Although identity theft while incarcerated is not a nice thing to think about, there are some steps a prisoner can take to protect themselves from identity theft. According to The Consumer Financial Protection Bureau (CFPB), the number one recommendation is to put a credit freeze on all three of their credit reports while they are in jail or prison. This way, no one will be able to open new accounts or access their credit without their authorization. Since most lenders and credit card companies have to pull a credit report before loaning any money, when there is a credit freeze on the account, they will not be able to, and this will raise a red flag of fraud.

Although a credit freeze will not completely protect an inmate, it is a good start.
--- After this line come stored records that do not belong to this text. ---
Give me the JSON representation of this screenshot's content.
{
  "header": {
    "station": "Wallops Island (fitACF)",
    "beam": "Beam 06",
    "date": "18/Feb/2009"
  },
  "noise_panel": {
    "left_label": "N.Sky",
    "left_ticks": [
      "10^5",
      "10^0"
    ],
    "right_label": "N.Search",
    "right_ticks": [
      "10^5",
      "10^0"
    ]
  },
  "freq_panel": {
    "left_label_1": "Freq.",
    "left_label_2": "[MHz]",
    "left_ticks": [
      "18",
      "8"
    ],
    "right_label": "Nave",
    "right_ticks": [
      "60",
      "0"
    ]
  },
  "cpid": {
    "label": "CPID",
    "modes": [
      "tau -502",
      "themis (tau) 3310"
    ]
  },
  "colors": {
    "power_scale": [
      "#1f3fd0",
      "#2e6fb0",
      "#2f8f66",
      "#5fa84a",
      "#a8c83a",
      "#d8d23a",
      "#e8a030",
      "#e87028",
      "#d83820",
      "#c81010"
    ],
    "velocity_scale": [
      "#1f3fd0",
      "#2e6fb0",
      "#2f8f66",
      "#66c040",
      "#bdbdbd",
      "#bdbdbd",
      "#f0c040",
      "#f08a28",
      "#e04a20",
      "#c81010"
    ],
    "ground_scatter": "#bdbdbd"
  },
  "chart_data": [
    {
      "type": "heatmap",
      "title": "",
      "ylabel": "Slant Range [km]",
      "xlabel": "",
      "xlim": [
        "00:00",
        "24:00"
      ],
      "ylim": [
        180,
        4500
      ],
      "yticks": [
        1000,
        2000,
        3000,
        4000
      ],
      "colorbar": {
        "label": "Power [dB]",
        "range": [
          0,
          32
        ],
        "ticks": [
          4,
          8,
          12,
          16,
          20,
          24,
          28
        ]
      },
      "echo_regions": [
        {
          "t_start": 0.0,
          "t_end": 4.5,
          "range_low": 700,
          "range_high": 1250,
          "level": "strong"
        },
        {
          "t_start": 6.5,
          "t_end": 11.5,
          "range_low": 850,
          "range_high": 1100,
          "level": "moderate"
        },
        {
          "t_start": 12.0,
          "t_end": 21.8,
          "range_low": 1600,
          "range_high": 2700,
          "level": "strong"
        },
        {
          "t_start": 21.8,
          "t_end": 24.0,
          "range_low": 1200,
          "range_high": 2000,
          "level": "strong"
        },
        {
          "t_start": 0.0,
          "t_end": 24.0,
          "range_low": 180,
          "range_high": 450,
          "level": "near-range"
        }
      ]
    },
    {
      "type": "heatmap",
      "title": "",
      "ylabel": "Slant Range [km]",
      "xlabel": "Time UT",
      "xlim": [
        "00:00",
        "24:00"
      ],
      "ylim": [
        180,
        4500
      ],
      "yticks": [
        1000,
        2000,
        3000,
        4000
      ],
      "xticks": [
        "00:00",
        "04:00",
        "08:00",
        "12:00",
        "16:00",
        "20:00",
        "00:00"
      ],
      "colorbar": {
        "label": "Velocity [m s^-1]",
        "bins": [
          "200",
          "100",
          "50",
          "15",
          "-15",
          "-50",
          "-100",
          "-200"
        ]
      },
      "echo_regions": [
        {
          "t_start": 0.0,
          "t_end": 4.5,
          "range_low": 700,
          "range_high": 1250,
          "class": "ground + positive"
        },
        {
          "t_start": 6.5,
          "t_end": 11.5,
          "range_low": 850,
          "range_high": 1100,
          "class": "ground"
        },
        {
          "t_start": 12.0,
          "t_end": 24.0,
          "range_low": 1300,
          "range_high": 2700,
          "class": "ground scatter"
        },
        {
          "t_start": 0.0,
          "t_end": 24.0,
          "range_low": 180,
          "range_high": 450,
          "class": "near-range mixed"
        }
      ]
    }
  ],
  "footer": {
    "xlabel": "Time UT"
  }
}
The only thing is you must contact all three credit reporting agencies to put a credit freeze on. Each lender and vendor use different credit reporting bureaus to get their information.

Constant monitoring of your credit report is critical. Sign up for identity theft monitoring to keep an eye on all your accounts for maximum protection.

Allow a trusted family member or close friend access to your accounts and have them provide you with regular updates of any transactions or balances.

Keep informed about any data breaches, especially those that you are involved in. If your information is compromised, have someone you trust change your account passwords to keep them safe.

what is inmate identity theft

Additional Information

The reentry process after incarceration can be stressful and difficult without dealing with identity theft. Upon leaving prison and finding out you have a mountain of debt that isn’t yours could be devastating. You may also need to borrow money at some point, and if your credit has suffered, that will be impossible.

Monitoring your credit and accounts during incarceration is a critical piece of the puzzle to keeping your life intact when you re-emerge from the other side of your sentence.

Regardless of the steps you take to protect yourself; you may still find out after release that your identity was stolen. If so, take immediate steps to fix it, and you may want to consult a professional for help.